– А что насчет Фрэнка?
– Ну – он когда-нибудь пытался тебя поцеловать?
Меня удивил этот вопрос. И рассердил. Очень рассердил. Мы только что были так близки с Луизой, и было так тепло. А теперь это тепло ушло.
– Нет. С чего бы это?
– Фрэнку нравятся девочки. А ты хорошенькая. Фрэнк созревает очень рано. Я бы скорее поняла, если бы его выгнали за какой-нибудь романчик с девочкой, а не по каким-то там непонятным религиозным мотивам.
– Как это ты додумалась задавать мне такие идиотские вопросы? – заорала я на нее так, что какая-то дамочка в норковой шубке зашикала:
– Ш-ш-ш, тихо, девочки!
– Ну, я думала, тебе будет приятно, если он тебя поцелует, – сказала Луиза, понижая голос. – А тебя вообще когда-нибудь целовали?

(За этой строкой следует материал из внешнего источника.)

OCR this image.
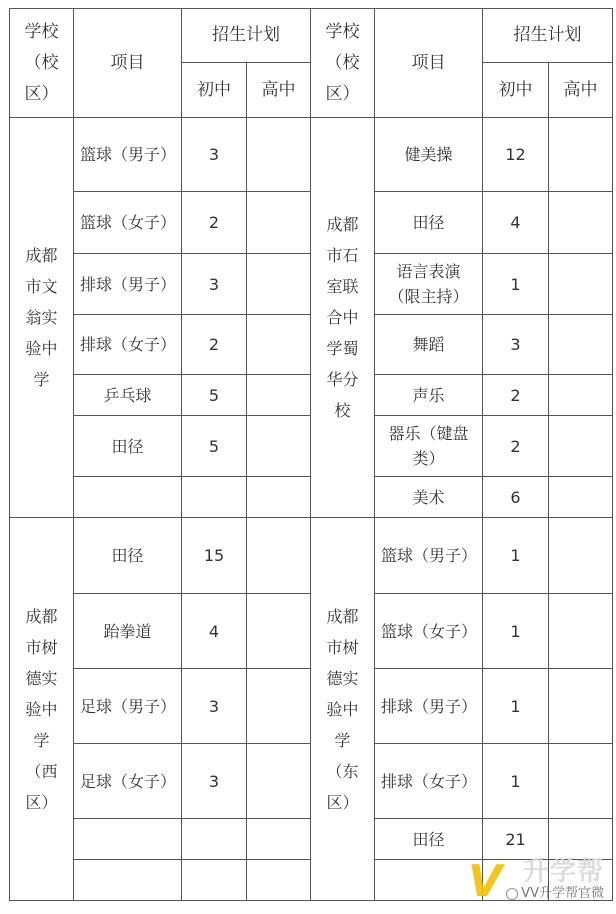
学校（校区）	项目	招生计划		学校（校区）	项目	招生计划	
		初中	高中			初中	高中
成都市文翁实验中学	篮球（男子）	3		成都市石室联合中学蜀华分校	健美操	12	
	篮球（女子）	2			田径	4	
	排球（男子）	3			语言表演（限主持）	1	
	排球（女子）	2			舞蹈	3	
	乒乓球	5			声乐	2	
	田径	5			器乐（键盘类）	2	
					美术	6	
成都市树德实验中学（西区）	田径	15		成都市树德实验中学（东区）	篮球（男子）	1	
	跆拳道	4			篮球（女子）	1	
	足球（男子）	3			排球（男子）	1	
	足球（女子）	3			排球（女子）	1	
					田径	21	

V 升学帮
VV升学帮官微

– Нет! – отрезала я, злясь на нее как никогда прежде.
– Ты очень удивишься, если я скажу, что меня – да? Я хочу сказать, меня целовали. Удивишься?
– Да нет, не особенно. – Я все еще злилась на нее.
– А вот было. Если тебе даже покажется это смешно. Уродливую старушку Луизу целовали.
– Мне не смешно.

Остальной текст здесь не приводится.